KRAB ZNF explorer-the online tool for the exploration of the transcriptomic profiles of KRAB-ZNF factors in The Cancer Genome Atlas.

SUMMARY: Krüppel-associated box domain zinc finger protein (KRAB ZNF) explorer is a web-based tool for comprehensive characterization of the mRNA expression status of KRAB-ZNF transcription factors in the data from The Cancer Genome Atlas study. Key functionalities cover a comparative analysis of KRAB-ZNF expression between normal and cancer tissues, an association of KRAB-ZNF expression with various pathological features, including survival analysis, association with global DNA methylation status, analyses of KRAB-ZNF isoform expressions and analysis of KRAB-ZNF levels in normal tissues. AVAILABILITY AND IMPLEMENTATION: KRAB ZNF explorer is available at http://mi2.mini.pw.edu.pl: 8080/KRAB_ZNF/. The source code for shiny application is available at: https://github.com/MI2DataLab/KRAB_ZNF/tree/master/app and the source code for analyses and precalculations are available at: https://github.com/MI2DataLab/KRAB_ZNF/tree/master/work.

The expression signature of cancer-associated KRAB-ZNF factors identified in TCGA pan-cancer transcriptomic data.

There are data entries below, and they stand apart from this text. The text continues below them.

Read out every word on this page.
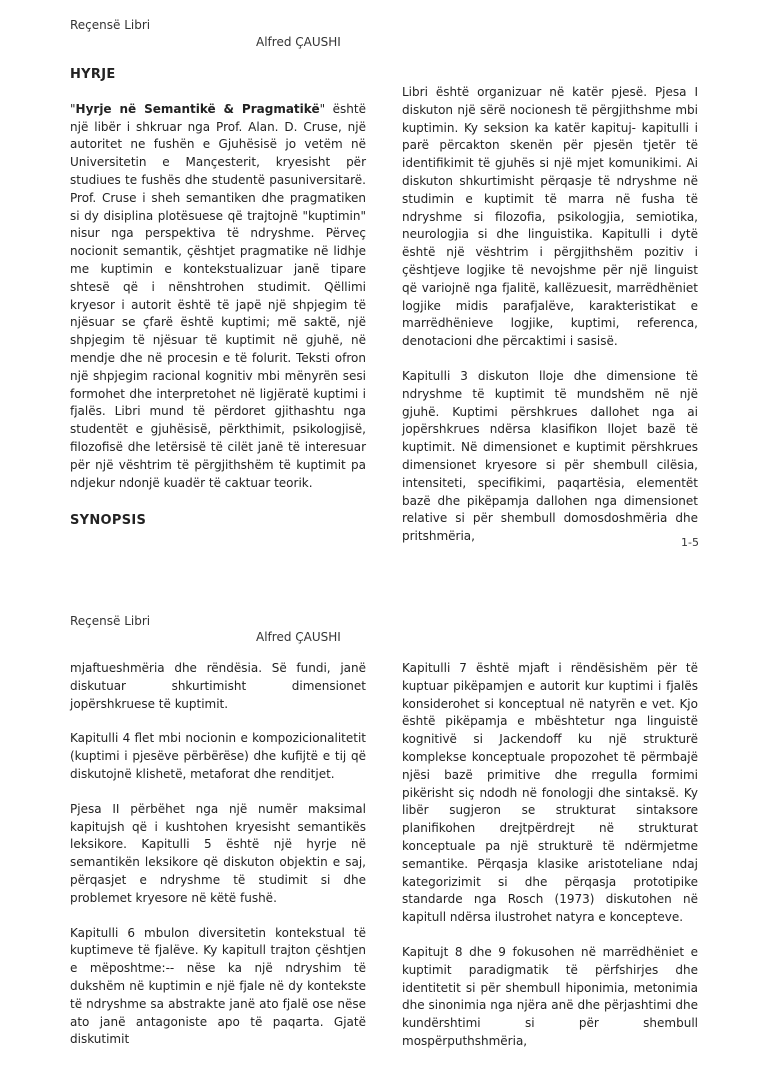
Reçensë Libri
Alfred ÇAUSHI

HYRJE

"Hyrje në Semantikë & Pragmatikë" është një libër i shkruar nga Prof. Alan. D. Cruse, një autoritet ne fushën e Gjuhësisë jo vetëm në Universitetin e Mançesterit, kryesisht për studiues te fushës dhe studentë pasuniversitarë. Prof. Cruse i sheh semantiken dhe pragmatiken si dy disiplina plotësuese që trajtojnë "kuptimin" nisur nga perspektiva të ndryshme. Përveç nocionit semantik, çështjet pragmatike në lidhje me kuptimin e kontekstualizuar janë tipare shtesë që i nënshtrohen studimit. Qëllimi kryesor i autorit është të japë një shpjegim të njësuar se çfarë është kuptimi; më saktë, një shpjegim të njësuar të kuptimit në gjuhë, në mendje dhe në procesin e të folurit. Teksti ofron një shpjegim racional kognitiv mbi mënyrën sesi formohet dhe interpretohet në ligjëratë kuptimi i fjalës. Libri mund të përdoret gjithashtu nga studentët e gjuhësisë, përkthimit, psikologjisë, filozofisë dhe letërsisë të cilët janë të interesuar për një vështrim të përgjithshëm të kuptimit pa ndjekur ndonjë kuadër të caktuar teorik.

SYNOPSIS

Libri është organizuar në katër pjesë. Pjesa I diskuton një sërë nocionesh të përgjithshme mbi kuptimin. Ky seksion ka katër kapituj- kapitulli i parë përcakton skenën për pjesën tjetër të identifikimit të gjuhës si një mjet komunikimi. Ai diskuton shkurtimisht përqasje të ndryshme në studimin e kuptimit të marra në fusha të ndryshme si filozofia, psikologjia, semiotika, neurologjia si dhe linguistika. Kapitulli i dytë është një vështrim i përgjithshëm pozitiv i çështjeve logjike të nevojshme për një linguist që variojnë nga fjalitë, kallëzuesit, marrëdhëniet logjike midis parafjalëve, karakteristikat e marrëdhënieve logjike, kuptimi, referenca, denotacioni dhe përcaktimi i sasisë.

Kapitulli 3 diskuton lloje dhe dimensione të ndryshme të kuptimit të mundshëm në një gjuhë. Kuptimi përshkrues dallohet nga ai jopërshkrues ndërsa klasifikon llojet bazë të kuptimit. Në dimensionet e kuptimit përshkrues dimensionet kryesore si për shembull cilësia, intensiteti, specifikimi, paqartësia, elementët bazë dhe pikëpamja dallohen nga dimensionet relative si për shembull domosdoshmëria dhe pritshmëria,	1-5
Reçensë Libri
Alfred ÇAUSHI

mjaftueshmëria dhe rëndësia. Së fundi, janë diskutuar shkurtimisht dimensionet jopërshkruese të kuptimit.

Kapitulli 4 flet mbi nocionin e kompozicionalitetit (kuptimi i pjesëve përbërëse) dhe kufijtë e tij që diskutojnë klishetë, metaforat dhe renditjet.

Pjesa II përbëhet nga një numër maksimal kapitujsh që i kushtohen kryesisht semantikës leksikore. Kapitulli 5 është një hyrje në semantikën leksikore që diskuton objektin e saj, përqasjet e ndryshme të studimit si dhe problemet kryesore në këtë fushë.

Kapitulli 6 mbulon diversitetin kontekstual të kuptimeve të fjalëve. Ky kapitull trajton çështjen e mëposhtme:-- nëse ka një ndryshim të dukshëm në kuptimin e një fjale në dy kontekste të ndryshme sa abstrakte janë ato fjalë ose nëse ato janë antagoniste apo të paqarta. Gjatë diskutimit

Kapitulli 7 është mjaft i rëndësishëm për të kuptuar pikëpamjen e autorit kur kuptimi i fjalës konsiderohet si konceptual në natyrën e vet. Kjo është pikëpamja e mbështetur nga linguistë kognitivë si Jackendoff ku një strukturë komplekse konceptuale propozohet të përmbajë njësi bazë primitive dhe rregulla formimi pikërisht siç ndodh në fonologji dhe sintaksë. Ky libër sugjeron se strukturat sintaksore planifikohen drejtpërdrejt në strukturat konceptuale pa një strukturë të ndërmjetme semantike. Përqasja klasike aristoteliane ndaj kategorizimit si dhe përqasja prototipike standarde nga Rosch (1973) diskutohen në kapitull ndërsa ilustrohet natyra e koncepteve.

Kapitujt 8 dhe 9 fokusohen në marrëdhëniet e kuptimit paradigmatik të përfshirjes dhe identitetit si për shembull hiponimia, metonimia dhe sinonimia nga njëra anë dhe përjashtimi dhe kundërshtimi si për shembull mospërputhshmëria,
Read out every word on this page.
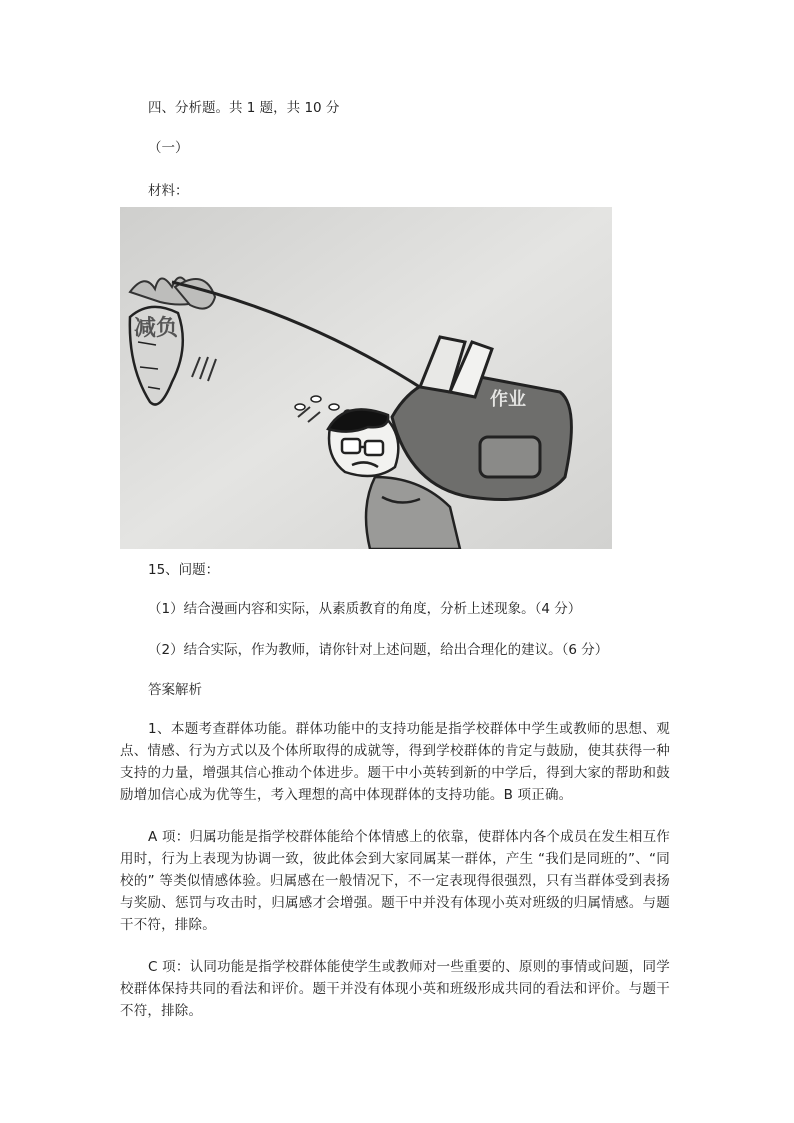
四、分析题。共 1 题，共 10 分
（一）
材料：
减负
作业
15、问题：
（1）结合漫画内容和实际，从素质教育的角度，分析上述现象。（4 分）
（2）结合实际，作为教师，请你针对上述问题，给出合理化的建议。（6 分）
答案解析
1、本题考查群体功能。群体功能中的支持功能是指学校群体中学生或教师的思想、观点、情感、行为方式以及个体所取得的成就等，得到学校群体的肯定与鼓励，使其获得一种支持的力量，增强其信心推动个体进步。题干中小英转到新的中学后，得到大家的帮助和鼓励增加信心成为优等生，考入理想的高中体现群体的支持功能。B 项正确。
A 项：归属功能是指学校群体能给个体情感上的依靠，使群体内各个成员在发生相互作用时，行为上表现为协调一致，彼此体会到大家同属某一群体，产生 “我们是同班的”、“同校的” 等类似情感体验。归属感在一般情况下，不一定表现得很强烈，只有当群体受到表扬与奖励、惩罚与攻击时，归属感才会增强。题干中并没有体现小英对班级的归属情感。与题干不符，排除。
C 项：认同功能是指学校群体能使学生或教师对一些重要的、原则的事情或问题，同学校群体保持共同的看法和评价。题干并没有体现小英和班级形成共同的看法和评价。与题干不符，排除。
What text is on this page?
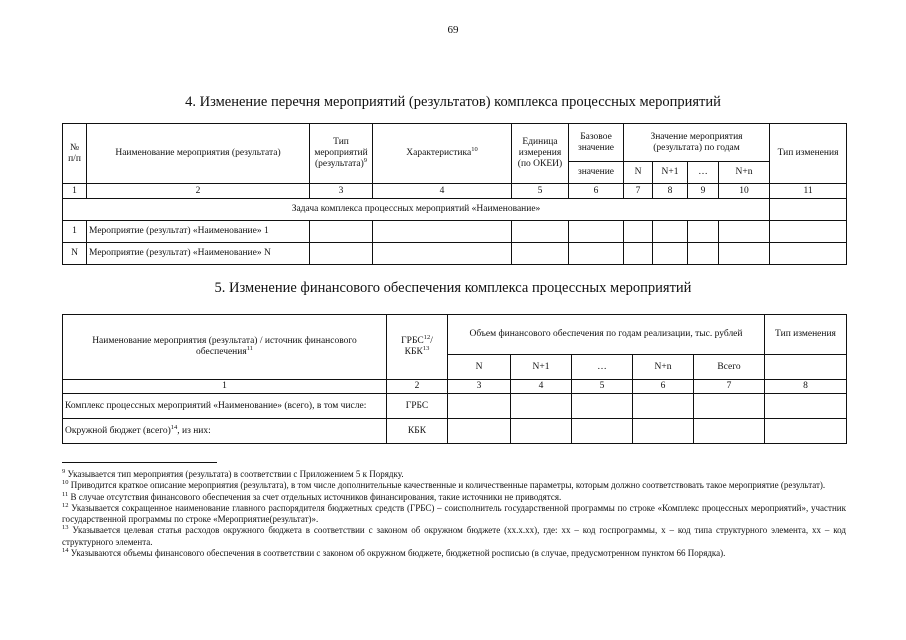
69
4. Изменение перечня мероприятий (результатов) комплекса процессных мероприятий
№ п/п	Наименование мероприятия (результата)	Тип мероприятий (результата)$^9$	Характеристика$^{10}$	Единица измерения (по ОКЕИ)	Базовое значение	Значение мероприятия (результата) по годам				Тип изменения
					значение	N	N+1	…	N+n	
1	2	3	4	5	6	7	8	9	10	11
Задача комплекса процессных мероприятий «Наименование»										
1	Мероприятие (результат) «Наименование» 1									
N	Мероприятие (результат) «Наименование» N									
5. Изменение финансового обеспечения комплекса процессных мероприятий
Наименование мероприятия (результата) / источник финансового обеспечения$^{11}$	ГРБС$^{12}$/ КБК$^{13}$	Объем финансового обеспечения по годам реализации, тыс. рублей					Тип изменения
		N	N+1	…	N+n	Всего	
1	2	3	4	5	6	7	8
Комплекс процессных мероприятий «Наименование» (всего), в том числе:	ГРБС						
Окружной бюджет (всего)$^{14}$, из них:	КБК						

$^9$ Указывается тип мероприятия (результата) в соответствии с Приложением 5 к Порядку.

$^{10}$ Приводится краткое описание мероприятия (результата), в том числе дополнительные качественные и количественные параметры, которым должно соответствовать такое мероприятие (результат).

$^{11}$ В случае отсутствия финансового обеспечения за счет отдельных источников финансирования, такие источники не приводятся.

$^{12}$ Указывается сокращенное наименование главного распорядителя бюджетных средств (ГРБС) – соисполнитель государственной программы по строке «Комплекс процессных мероприятий», участник государственной программы по строке «Мероприятие(результат)».

$^{13}$ Указывается целевая статья расходов окружного бюджета в соответствии с законом об окружном бюджете (хх.х.хх), где: хх – код госпрограммы, х – код типа структурного элемента, хх – код структурного элемента.

$^{14}$ Указываются объемы финансового обеспечения в соответствии с законом об окружном бюджете, бюджетной росписью (в случае, предусмотренном пунктом 66 Порядка).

The KRAB-ZNF (Krüppel-associated box domain zinc finger) gene family is composed of a large number of highly homologous genes, gene isoforms, and pseudogenes. The proteins encoded by these genes, whose expression is often tissue-specific, act as epigenetic suppressors contributing to the addition of repressive chromatin marks and DNA methylation. Due to its high complexity, the KRAB-ZNF family has not been studied in sufficient detail, and the involvement of its members in carcinogenesis remains mostly unexplored. In this study, we aimed to provide a comprehensive description of cancer-associated KRAB-ZNFs using publicly available The Cancer Genome Atlas pan-cancer datasets. We analyzed 6727 tumor and normal tissue samples from 16 cancer types. Here, we showed that a small but distinctive cluster of 16 KRAB-ZNFs is commonly upregulated across multiple cancer cohorts in comparison to normal samples. We confirmed these observations in the independent panels of lung and breast cancer cell lines and tissues. This upregulation was also observed for most of the KRAB-ZNF splicing variants, whose expression is simultaneously upregulated in tumors compared to normal tissues. Finally, by analyzing the clinicopathological data for breast and lung cancers, we demonstrated that the expression of cancer-associated KRAB-ZNFs correlates with patient survival, tumor histology, and molecular subtyping. Altogether, our study allowed the identification and characterization of KRAB-ZNF factors that may have an essential function in cancer biology and thus potential to become novel oncologic biomarkers and treatment targets.